Property investment

The Savills Blog

Are green shoots springing up faster than expected for the UK economy and commercial property?

Our core view when we released Savills cross-sector forecasts at the start of this year was that the UK economy would slip into a modest recession, and that prime commercial property price falls would continue until the second half of 2023.  However, recent weeks have seen some unexpected signs of recovery, which raise questions in particular around whether the Bank of England might be forced to raise interest rates higher than we expected.

The most interesting piece of recent economic data is as usual from the business surveys, with the S&P/CIPS UK PMI beating all expectations by jumping to 53.0 in February from 48.5 in January.  This is the first time this index has suggested growth since July 2022.

If the economy is now growing, this is a marked change of direction from the Bank of England’s central view of a long recession, which would in turn bring inflation down. The irony for the commercial property market though is that an improving economic outlook might mean more downward pressure on prices due to the cost of borrowing going higher than initially expected.

The all-important consumer side of the UK economy also seems to be in better health than most expected. Following solid Christmas trading figures from many of the largest retailers came the February GfK consumer confidence data, which rose by 7 points from January (albeit remaining negative) - its biggest monthly jump in two years.

Finally on the data front we had a universally unexpected £5.4 billion public sector surplus in January, a number that some people have suggested gives the Chancellor leeway to be generous in his impending budget, although whether that means less tax or more spending remains to be seen.

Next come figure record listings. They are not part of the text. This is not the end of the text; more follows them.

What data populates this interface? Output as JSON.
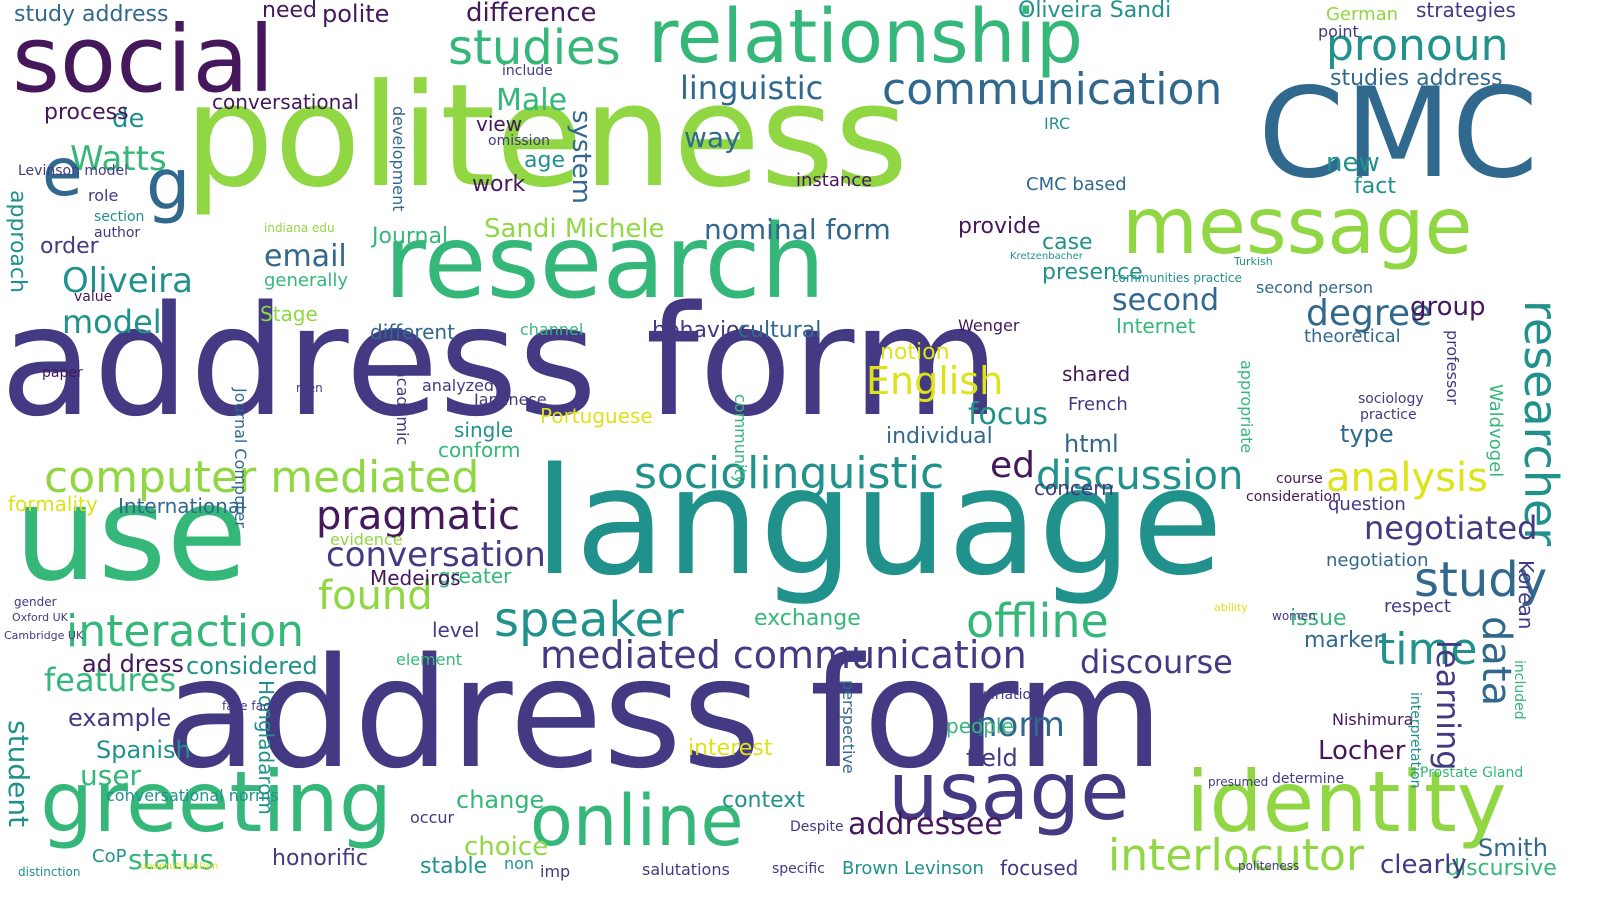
{
  "palette": {
    "purple": "#44185a",
    "indigo": "#433a83",
    "blue": "#31688e",
    "teal": "#21918c",
    "green": "#35b779",
    "lime": "#90d743",
    "yellow": "#dde318"
  },
  "words": [
    {
      "text": "address form",
      "color": "indigo"
    },
    {
      "text": "address form",
      "color": "indigo"
    },
    {
      "text": "politeness",
      "color": "lime"
    },
    {
      "text": "language",
      "color": "teal"
    },
    {
      "text": "use",
      "color": "green"
    },
    {
      "text": "CMC",
      "color": "blue"
    },
    {
      "text": "research",
      "color": "green"
    },
    {
      "text": "social",
      "color": "purple"
    },
    {
      "text": "relationship",
      "color": "green"
    },
    {
      "text": "message",
      "color": "lime"
    },
    {
      "text": "greeting",
      "color": "green"
    },
    {
      "text": "identity",
      "color": "lime"
    },
    {
      "text": "online",
      "color": "green"
    },
    {
      "text": "usage",
      "color": "indigo"
    },
    {
      "text": "computer mediated",
      "color": "lime"
    },
    {
      "text": "sociolinguistic",
      "color": "teal"
    },
    {
      "text": "communication",
      "color": "blue"
    },
    {
      "text": "mediated communication",
      "color": "indigo"
    },
    {
      "text": "interlocutor",
      "color": "lime"
    },
    {
      "text": "pragmatic",
      "color": "purple"
    },
    {
      "text": "speaker",
      "color": "teal"
    },
    {
      "text": "discussion",
      "color": "teal"
    },
    {
      "text": "interaction",
      "color": "green"
    },
    {
      "text": "analysis",
      "color": "yellow"
    },
    {
      "text": "studies",
      "color": "green"
    },
    {
      "text": "pronoun",
      "color": "teal"
    },
    {
      "text": "study",
      "color": "blue"
    },
    {
      "text": "offline",
      "color": "green"
    },
    {
      "text": "conversation",
      "color": "indigo"
    },
    {
      "text": "researcher",
      "color": "teal"
    },
    {
      "text": "linguistic",
      "color": "blue"
    },
    {
      "text": "English",
      "color": "yellow"
    },
    {
      "text": "found",
      "color": "lime"
    },
    {
      "text": "discourse",
      "color": "indigo"
    },
    {
      "text": "negotiated",
      "color": "indigo"
    },
    {
      "text": "time",
      "color": "teal"
    },
    {
      "text": "learning",
      "color": "indigo"
    },
    {
      "text": "data",
      "color": "blue"
    },
    {
      "text": "norm",
      "color": "blue"
    },
    {
      "text": "nominal form",
      "color": "blue"
    },
    {
      "text": "degree",
      "color": "blue"
    },
    {
      "text": "Watts",
      "color": "green"
    },
    {
      "text": "Oliveira",
      "color": "teal"
    },
    {
      "text": "email",
      "color": "blue"
    },
    {
      "text": "model",
      "color": "teal"
    },
    {
      "text": "Male",
      "color": "green"
    },
    {
      "text": "second",
      "color": "blue"
    },
    {
      "text": "focus",
      "color": "teal"
    },
    {
      "text": "difference",
      "color": "purple"
    },
    {
      "text": "features",
      "color": "green"
    },
    {
      "text": "considered",
      "color": "teal"
    },
    {
      "text": "Sandi Michele",
      "color": "lime"
    },
    {
      "text": "addressee",
      "color": "purple"
    },
    {
      "text": "greater",
      "color": "green"
    },
    {
      "text": "e",
      "color": "blue"
    },
    {
      "text": "g",
      "color": "blue"
    },
    {
      "text": "de",
      "color": "teal"
    },
    {
      "text": "ed",
      "color": "purple"
    },
    {
      "text": "context",
      "color": "teal"
    },
    {
      "text": "change",
      "color": "green"
    },
    {
      "text": "user",
      "color": "green"
    },
    {
      "text": "student",
      "color": "teal"
    },
    {
      "text": "status",
      "color": "green"
    },
    {
      "text": "stable",
      "color": "teal"
    },
    {
      "text": "choice",
      "color": "lime"
    },
    {
      "text": "honorific",
      "color": "indigo"
    },
    {
      "text": "Spanish",
      "color": "teal"
    },
    {
      "text": "example",
      "color": "indigo"
    },
    {
      "text": "level",
      "color": "indigo"
    },
    {
      "text": "people",
      "color": "green"
    },
    {
      "text": "field",
      "color": "indigo"
    },
    {
      "text": "interest",
      "color": "yellow"
    },
    {
      "text": "Locher",
      "color": "purple"
    },
    {
      "text": "Smith",
      "color": "blue"
    },
    {
      "text": "discursive",
      "color": "green"
    },
    {
      "text": "clearly",
      "color": "indigo"
    },
    {
      "text": "focused",
      "color": "indigo"
    },
    {
      "text": "Brown Levinson",
      "color": "teal"
    },
    {
      "text": "group",
      "color": "purple"
    },
    {
      "text": "type",
      "color": "blue"
    },
    {
      "text": "question",
      "color": "indigo"
    },
    {
      "text": "respect",
      "color": "indigo"
    },
    {
      "text": "marker",
      "color": "blue"
    },
    {
      "text": "issue",
      "color": "green"
    },
    {
      "text": "negotiation",
      "color": "blue"
    },
    {
      "text": "individual",
      "color": "blue"
    },
    {
      "text": "notion",
      "color": "yellow"
    },
    {
      "text": "exchange",
      "color": "green"
    },
    {
      "text": "concern",
      "color": "indigo"
    },
    {
      "text": "html",
      "color": "blue"
    },
    {
      "text": "shared",
      "color": "purple"
    },
    {
      "text": "French",
      "color": "indigo"
    },
    {
      "text": "presence",
      "color": "teal"
    },
    {
      "text": "case",
      "color": "teal"
    },
    {
      "text": "provide",
      "color": "purple"
    },
    {
      "text": "system",
      "color": "blue"
    },
    {
      "text": "age",
      "color": "teal"
    },
    {
      "text": "work",
      "color": "purple"
    },
    {
      "text": "view",
      "color": "purple"
    },
    {
      "text": "way",
      "color": "blue"
    },
    {
      "text": "process",
      "color": "purple"
    },
    {
      "text": "conversational",
      "color": "purple"
    },
    {
      "text": "study address",
      "color": "blue"
    },
    {
      "text": "polite",
      "color": "purple"
    },
    {
      "text": "need",
      "color": "purple"
    },
    {
      "text": "Oliveira Sandi",
      "color": "teal"
    },
    {
      "text": "strategies",
      "color": "indigo"
    },
    {
      "text": "studies address",
      "color": "blue"
    },
    {
      "text": "new",
      "color": "teal"
    },
    {
      "text": "fact",
      "color": "teal"
    },
    {
      "text": "CMC based",
      "color": "blue"
    },
    {
      "text": "instance",
      "color": "purple"
    },
    {
      "text": "Journal",
      "color": "green"
    },
    {
      "text": "different",
      "color": "blue"
    },
    {
      "text": "behavior",
      "color": "indigo"
    },
    {
      "text": "cultural",
      "color": "blue"
    },
    {
      "text": "Portuguese",
      "color": "yellow"
    },
    {
      "text": "Japanese",
      "color": "indigo"
    },
    {
      "text": "single",
      "color": "teal"
    },
    {
      "text": "conform",
      "color": "green"
    },
    {
      "text": "analyzed",
      "color": "indigo"
    },
    {
      "text": "academic",
      "color": "indigo"
    },
    {
      "text": "International",
      "color": "blue"
    },
    {
      "text": "formality",
      "color": "yellow"
    },
    {
      "text": "Medeiros",
      "color": "purple"
    },
    {
      "text": "ad dress",
      "color": "purple"
    },
    {
      "text": "conversational norms",
      "color": "teal"
    },
    {
      "text": "Hongladarom",
      "color": "teal"
    },
    {
      "text": "CoP",
      "color": "teal"
    },
    {
      "text": "Internet",
      "color": "green"
    },
    {
      "text": "second person",
      "color": "blue"
    },
    {
      "text": "theoretical",
      "color": "blue"
    },
    {
      "text": "professor",
      "color": "indigo"
    },
    {
      "text": "Waldvogel",
      "color": "green"
    },
    {
      "text": "sociology",
      "color": "indigo"
    },
    {
      "text": "practice",
      "color": "indigo"
    },
    {
      "text": "course",
      "color": "purple"
    },
    {
      "text": "consideration",
      "color": "purple"
    },
    {
      "text": "Nishimura",
      "color": "purple"
    },
    {
      "text": "women",
      "color": "indigo"
    },
    {
      "text": "German",
      "color": "lime"
    },
    {
      "text": "point",
      "color": "indigo"
    },
    {
      "text": "include",
      "color": "indigo"
    },
    {
      "text": "development",
      "color": "blue"
    },
    {
      "text": "generally",
      "color": "green"
    },
    {
      "text": "Stage",
      "color": "lime"
    },
    {
      "text": "approach",
      "color": "teal"
    },
    {
      "text": "order",
      "color": "indigo"
    },
    {
      "text": "value",
      "color": "purple"
    },
    {
      "text": "channel",
      "color": "green"
    },
    {
      "text": "Wenger",
      "color": "purple"
    },
    {
      "text": "element",
      "color": "green"
    },
    {
      "text": "evidence",
      "color": "lime"
    },
    {
      "text": "occur",
      "color": "indigo"
    },
    {
      "text": "variation",
      "color": "indigo"
    },
    {
      "text": "Korean",
      "color": "indigo"
    },
    {
      "text": "appropriate",
      "color": "green"
    },
    {
      "text": "community",
      "color": "green"
    },
    {
      "text": "perspective",
      "color": "blue"
    },
    {
      "text": "interpretation",
      "color": "teal"
    },
    {
      "text": "included",
      "color": "green"
    },
    {
      "text": "Journal Computer",
      "color": "blue"
    },
    {
      "text": "role",
      "color": "indigo"
    },
    {
      "text": "section",
      "color": "teal"
    },
    {
      "text": "author",
      "color": "indigo"
    },
    {
      "text": "paper",
      "color": "purple"
    },
    {
      "text": "men",
      "color": "indigo"
    },
    {
      "text": "Levinson model",
      "color": "indigo"
    },
    {
      "text": "omission",
      "color": "indigo"
    },
    {
      "text": "IRC",
      "color": "teal"
    },
    {
      "text": "salutations",
      "color": "indigo"
    },
    {
      "text": "imp",
      "color": "indigo"
    },
    {
      "text": "non",
      "color": "teal"
    },
    {
      "text": "Despite",
      "color": "indigo"
    },
    {
      "text": "indiana edu",
      "color": "lime"
    },
    {
      "text": "communities practice",
      "color": "teal"
    },
    {
      "text": "Kretzenbacher",
      "color": "teal"
    },
    {
      "text": "Turkish",
      "color": "teal"
    },
    {
      "text": "politeness",
      "color": "indigo"
    },
    {
      "text": "underutilization",
      "color": "yellow"
    },
    {
      "text": "ability",
      "color": "yellow"
    },
    {
      "text": "Cambridge UK",
      "color": "indigo"
    },
    {
      "text": "Oxford UK",
      "color": "indigo"
    },
    {
      "text": "gender",
      "color": "indigo"
    },
    {
      "text": "specific",
      "color": "indigo"
    },
    {
      "text": "determine",
      "color": "indigo"
    },
    {
      "text": "presumed",
      "color": "indigo"
    },
    {
      "text": "Prostate Gland",
      "color": "green"
    },
    {
      "text": "face face",
      "color": "indigo"
    },
    {
      "text": "distinction",
      "color": "teal"
    }
  ]
}
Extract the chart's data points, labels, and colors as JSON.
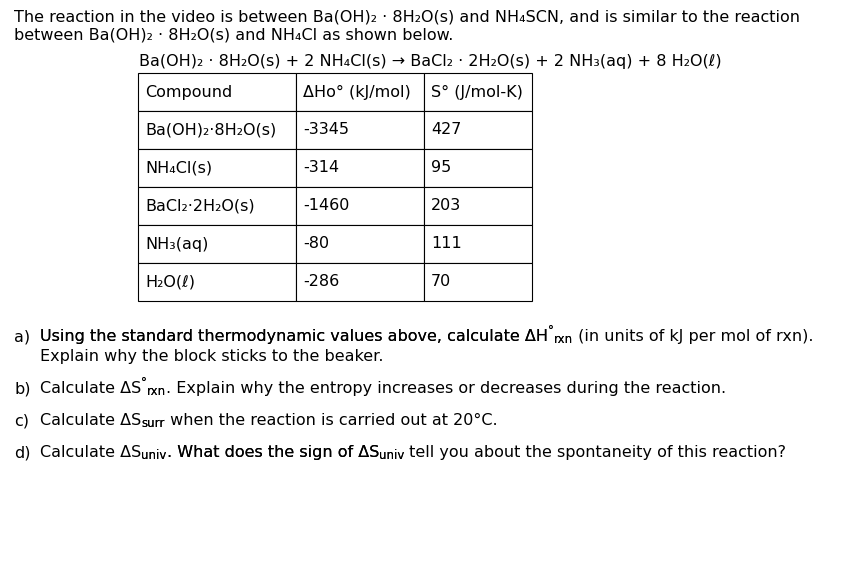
{
  "title_line1": "The reaction in the video is between Ba(OH)₂ · 8H₂O(s) and NH₄SCN, and is similar to the reaction",
  "title_line2": "between Ba(OH)₂ · 8H₂O(s) and NH₄Cl as shown below.",
  "equation": "Ba(OH)₂ · 8H₂O(s) + 2 NH₄Cl(s) → BaCl₂ · 2H₂O(s) + 2 NH₃(aq) + 8 H₂O(ℓ)",
  "table_headers": [
    "Compound",
    "ΔHᴏ° (kJ/mol)",
    "S° (J/mol-K)"
  ],
  "table_rows": [
    [
      "Ba(OH)₂·8H₂O(s)",
      "-3345",
      "427"
    ],
    [
      "NH₄Cl(s)",
      "-314",
      "95"
    ],
    [
      "BaCl₂·2H₂O(s)",
      "-1460",
      "203"
    ],
    [
      "NH₃(aq)",
      "-80",
      "111"
    ],
    [
      "H₂O(ℓ)",
      "-286",
      "70"
    ]
  ],
  "q_a_line1": "Using the standard thermodynamic values above, calculate ΔH°",
  "q_a_rxn": "rxn",
  "q_a_line1_end": " (in units of kJ per mol of rxn).",
  "q_a_line2": "Explain why the block sticks to the beaker.",
  "q_b_line1": "Calculate ΔS°",
  "q_b_rxn": "rxn",
  "q_b_line1_end": ". Explain why the entropy increases or decreases during the reaction.",
  "q_c_line1": "Calculate ΔS",
  "q_c_sub": "surr",
  "q_c_line1_end": " when the reaction is carried out at 20°C.",
  "q_d_line1": "Calculate ΔS",
  "q_d_sub": "univ",
  "q_d_line1_end": ". What does the sign of ΔS",
  "q_d_sub2": "univ",
  "q_d_line1_end2": " tell you about the spontaneity of this reaction?",
  "bg_color": "#ffffff",
  "text_color": "#000000"
}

With the economic surprise indicator now suggesting that forecasters were too bearish on growth at the start of this year, the expectation that the Bank of England base rate will peak at 4 per cent is also looking dated. Market expectations are now suggesting that this will rise to 4.5 per cent in May, with a one in three chance of it peaking at 5 per cent in August.

While this would not affect our core view that the second half of 2023 will be more active than the first in terms of UK investment volumes, it does raise the prospect of some further upward movement in prime commercial property yields over the next six months.

On a more optimistic note, however, better economic growth will support the occupational markets, both in terms of fewer than expected business failures, and companies’ ability to pay higher rents.